Vie locale

À Blois, une Marche des fiertés nombreuse dans un contexte de LGBTphobies toujours élevé

Ce samedi 16 mai 2026, la 4e Marche des fiertés de Blois a rassemblé un public nombreux dans les rues du centre-ville. Partie des Jardins de l’Évêché après l’ouverture du village associatif, la marche a traversé la ville derrière les drapeaux, pancartes et banderoles, dans une ambiance à la fois festive, militante et très visible. Les drapeaux arc-en-ciel, trans, bi, intersexe ou syndicaux se sont mêlés aux pancartes associatives et aux slogans antifascistes. Cette édition intervient quelques jours après la publication des derniers chiffres nationaux sur les infractions anti-LGBT+, toujours à un niveau élevé en France.

Marche des fiertés

4 900 infractions anti-LGBT+ enregistrées en France en 2025

Cette marche locale intervient dans un contexte national documenté. Selon le Service statistique ministériel de la sécurité intérieure, 4 900 infractions anti-LGBT+ ont été enregistrées par les services de police et de gendarmerie en 2025. Ce chiffre est en hausse de 2 % sur un an. Parmi ces infractions, 64 % sont des crimes ou délits, en progression de 4 %.

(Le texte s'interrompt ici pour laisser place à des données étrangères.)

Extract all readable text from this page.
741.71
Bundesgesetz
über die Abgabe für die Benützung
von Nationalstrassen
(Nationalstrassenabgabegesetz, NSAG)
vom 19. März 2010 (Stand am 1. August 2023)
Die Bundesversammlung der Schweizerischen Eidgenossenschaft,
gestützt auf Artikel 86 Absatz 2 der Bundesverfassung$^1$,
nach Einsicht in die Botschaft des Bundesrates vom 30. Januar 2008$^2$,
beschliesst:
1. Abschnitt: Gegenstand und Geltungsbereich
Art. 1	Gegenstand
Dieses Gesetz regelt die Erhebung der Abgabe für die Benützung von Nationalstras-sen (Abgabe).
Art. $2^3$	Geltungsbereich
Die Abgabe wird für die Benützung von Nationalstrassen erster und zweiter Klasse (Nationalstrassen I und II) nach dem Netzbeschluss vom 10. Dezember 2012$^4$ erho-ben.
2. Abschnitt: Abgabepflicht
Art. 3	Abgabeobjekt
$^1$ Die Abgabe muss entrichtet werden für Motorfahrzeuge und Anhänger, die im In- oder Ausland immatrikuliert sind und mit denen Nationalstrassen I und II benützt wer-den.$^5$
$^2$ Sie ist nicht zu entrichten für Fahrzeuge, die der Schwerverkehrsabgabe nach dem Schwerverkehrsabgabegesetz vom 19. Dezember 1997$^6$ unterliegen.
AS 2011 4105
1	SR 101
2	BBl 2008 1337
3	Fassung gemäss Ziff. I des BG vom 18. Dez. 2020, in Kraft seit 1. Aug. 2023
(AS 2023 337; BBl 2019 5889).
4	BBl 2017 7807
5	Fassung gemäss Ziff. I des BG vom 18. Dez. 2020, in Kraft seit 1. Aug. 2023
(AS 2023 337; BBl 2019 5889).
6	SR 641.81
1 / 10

Cette hausse s’inscrit dans une tendance plus longue : le ministère de l’Intérieur rappelle que les infractions anti-LGBT+ enregistrées avaient augmenté en moyenne de 13 % par an entre 2016 et 2024. Le niveau atteint reste donc important, même lorsque la progression ralentit.

Ces chiffres ne disent cependant pas toute la réalité des violences. Le ministère souligne que le recours au dépôt de plainte reste extrêmement faible : selon l’enquête Vécu et ressenti en matière de sécurité, environ 3 % seulement des victimes d’actes anti-LGBT+ déposeraient plainte. Autrement dit, les infractions enregistrées ne représentent qu’une partie des faits réellement subis.

Des victimes souvent jeunes

Les données nationales montrent également que les victimes recensées dans les procédures sont majoritairement des hommes, à plus de 70 %, et que 48 % ont moins de 30 ans. Les mis en cause sont eux aussi très majoritairement des hommes, à 83 %, et plus de la moitié ont moins de 30 ans.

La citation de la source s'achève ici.